前回、上記の図で、研究をする以前に集団U(図②)(男女差がある)の仮説が真実である事前確率が極めて低く、1%しかない場合を考えました。逆に言えば集団T(図①)(男女差がない)の仮説が真実という事前確率は99%です。
この場合、P値が0.05であっても集団T(図①)(男女差がない)の仮説が真実である確率は約94%という結果が出てきます(Benjamin et al. Nat Hum Behav 2018のデータとベイズ理論に基づく)。すなわち、集団U(図②)(男女差がある)の仮説が真実である確率は1%から6%にしか上がりません。
それでは、同様のケースでP値が0.005である場合はどうでしょう。この場合、同じデータとベイズ理論を用いると、集団T(図①)(男女差がない)の仮説が真実である確率は約60%という結果が出てきます。すなわち、集団U(図②)(男女差がある)の仮説が真実である確率は1%から約40%に上がります。もちろん、これでも男女差があるという結論にはならず、もっと研究が必要であることは言うまでもありませんが、P値が0.05であるときと比べてかなり改善されることがわかります。

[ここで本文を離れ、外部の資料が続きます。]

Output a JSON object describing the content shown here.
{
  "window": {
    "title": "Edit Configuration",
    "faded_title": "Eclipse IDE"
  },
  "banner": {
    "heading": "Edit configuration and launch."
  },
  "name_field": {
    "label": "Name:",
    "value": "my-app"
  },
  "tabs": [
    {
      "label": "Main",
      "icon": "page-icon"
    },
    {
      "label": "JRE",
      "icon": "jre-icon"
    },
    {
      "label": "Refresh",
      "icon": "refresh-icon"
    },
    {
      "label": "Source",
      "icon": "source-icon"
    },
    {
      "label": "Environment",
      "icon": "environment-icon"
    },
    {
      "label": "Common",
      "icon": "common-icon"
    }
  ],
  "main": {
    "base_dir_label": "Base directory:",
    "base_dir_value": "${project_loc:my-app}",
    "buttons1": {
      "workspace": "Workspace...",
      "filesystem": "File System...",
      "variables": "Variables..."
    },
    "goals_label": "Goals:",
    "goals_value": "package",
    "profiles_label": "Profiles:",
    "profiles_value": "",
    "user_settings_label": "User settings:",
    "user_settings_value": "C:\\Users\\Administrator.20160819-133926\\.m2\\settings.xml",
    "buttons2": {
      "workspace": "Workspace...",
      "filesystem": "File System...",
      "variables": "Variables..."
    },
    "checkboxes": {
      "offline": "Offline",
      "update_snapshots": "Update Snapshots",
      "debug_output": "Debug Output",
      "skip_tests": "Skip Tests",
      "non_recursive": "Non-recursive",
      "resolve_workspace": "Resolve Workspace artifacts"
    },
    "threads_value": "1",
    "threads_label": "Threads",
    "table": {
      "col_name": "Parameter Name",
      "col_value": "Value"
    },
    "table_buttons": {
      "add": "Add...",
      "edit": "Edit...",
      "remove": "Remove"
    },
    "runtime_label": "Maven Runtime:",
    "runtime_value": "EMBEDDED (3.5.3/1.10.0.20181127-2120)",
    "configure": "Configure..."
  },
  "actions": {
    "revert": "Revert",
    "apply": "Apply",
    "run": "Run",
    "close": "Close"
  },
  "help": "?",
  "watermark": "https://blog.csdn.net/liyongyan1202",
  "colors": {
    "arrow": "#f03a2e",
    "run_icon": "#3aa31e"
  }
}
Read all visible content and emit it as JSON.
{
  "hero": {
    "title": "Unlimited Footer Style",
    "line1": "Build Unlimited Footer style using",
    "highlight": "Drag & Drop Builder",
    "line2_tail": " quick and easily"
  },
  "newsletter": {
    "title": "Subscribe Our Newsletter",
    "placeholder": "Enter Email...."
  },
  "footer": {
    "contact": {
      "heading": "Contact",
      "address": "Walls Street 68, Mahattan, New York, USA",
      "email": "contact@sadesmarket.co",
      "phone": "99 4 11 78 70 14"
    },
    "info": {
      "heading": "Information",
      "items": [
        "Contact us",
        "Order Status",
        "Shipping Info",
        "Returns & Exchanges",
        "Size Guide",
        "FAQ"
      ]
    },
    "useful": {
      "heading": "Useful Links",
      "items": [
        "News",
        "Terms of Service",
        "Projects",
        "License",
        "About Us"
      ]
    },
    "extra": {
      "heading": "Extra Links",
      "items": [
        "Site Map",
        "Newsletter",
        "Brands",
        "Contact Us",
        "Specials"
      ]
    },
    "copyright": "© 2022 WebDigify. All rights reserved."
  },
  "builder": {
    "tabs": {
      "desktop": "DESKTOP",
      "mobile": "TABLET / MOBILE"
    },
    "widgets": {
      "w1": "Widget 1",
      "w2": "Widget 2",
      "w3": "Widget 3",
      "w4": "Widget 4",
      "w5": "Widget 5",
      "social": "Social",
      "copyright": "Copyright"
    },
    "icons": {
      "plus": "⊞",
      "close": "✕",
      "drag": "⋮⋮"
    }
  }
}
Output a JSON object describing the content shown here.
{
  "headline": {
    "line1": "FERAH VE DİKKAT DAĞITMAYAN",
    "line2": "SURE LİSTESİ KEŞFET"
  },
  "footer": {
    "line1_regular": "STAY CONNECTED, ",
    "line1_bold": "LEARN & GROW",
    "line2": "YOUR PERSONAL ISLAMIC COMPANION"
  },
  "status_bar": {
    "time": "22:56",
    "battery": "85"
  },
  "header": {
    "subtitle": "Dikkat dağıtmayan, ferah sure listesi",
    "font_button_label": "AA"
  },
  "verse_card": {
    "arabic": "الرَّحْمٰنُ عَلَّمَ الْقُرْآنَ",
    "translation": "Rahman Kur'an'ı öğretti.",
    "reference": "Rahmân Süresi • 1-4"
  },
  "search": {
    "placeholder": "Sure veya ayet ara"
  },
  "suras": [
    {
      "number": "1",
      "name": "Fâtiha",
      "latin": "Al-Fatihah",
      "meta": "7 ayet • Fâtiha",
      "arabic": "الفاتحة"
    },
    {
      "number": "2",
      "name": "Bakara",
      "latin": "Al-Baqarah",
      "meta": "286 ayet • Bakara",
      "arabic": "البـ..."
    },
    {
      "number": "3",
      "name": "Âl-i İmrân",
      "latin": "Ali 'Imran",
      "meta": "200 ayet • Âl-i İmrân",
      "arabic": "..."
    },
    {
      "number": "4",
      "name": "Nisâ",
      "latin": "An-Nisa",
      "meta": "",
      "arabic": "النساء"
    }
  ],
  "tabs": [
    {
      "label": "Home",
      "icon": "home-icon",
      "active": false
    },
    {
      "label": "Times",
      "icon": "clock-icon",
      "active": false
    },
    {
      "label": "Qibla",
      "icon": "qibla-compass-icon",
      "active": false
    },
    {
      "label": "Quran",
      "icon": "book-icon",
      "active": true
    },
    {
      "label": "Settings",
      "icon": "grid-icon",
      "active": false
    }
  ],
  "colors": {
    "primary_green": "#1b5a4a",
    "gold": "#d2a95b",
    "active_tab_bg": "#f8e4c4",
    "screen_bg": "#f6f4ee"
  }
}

この例から分かるように、有意差の基準を一桁変えることで、多くの論文の科学的な信憑性が上がるはずです。また、もし間違った解析方法を取り入れてP値を算出していたとしても、P値の基準を厳しくすることで、間違った結論が導き出されることをある程度は防ぐことができます。統計学をあまり理解していない人がP値を用いている現状を考えるに、これが現状では容易に実現可能で、しかも効果的な解決方法であると私は考えています。
この提案は2018年のNature Human Behaviour誌にベンジャミン博士など70人以上の統計学の専門家グループによって発表されました。私は以前から従来使われているP<0.05に基づく統計的推論に疑問を抱いてきたため、この考えに強く賛同し、2018年以来、我々の研究室から出る論文にはP<0.005の基準を採用しています。
P値を実際に使ったことがある方々はこの基準についてどういう考えを持たれるでしょうか。率直に言って厳しすぎると思われる方も多いと思います。また、広く採用に至るまでには多くの反発を招くことは容易に予想できますが、科学をより良くするためにより厳正な基準を設けることは良いことだというふうに考えてほしいと思います。
私は真にこの取組が広がってくれることを願っていますし、私もそのために尽力していこうと思っています。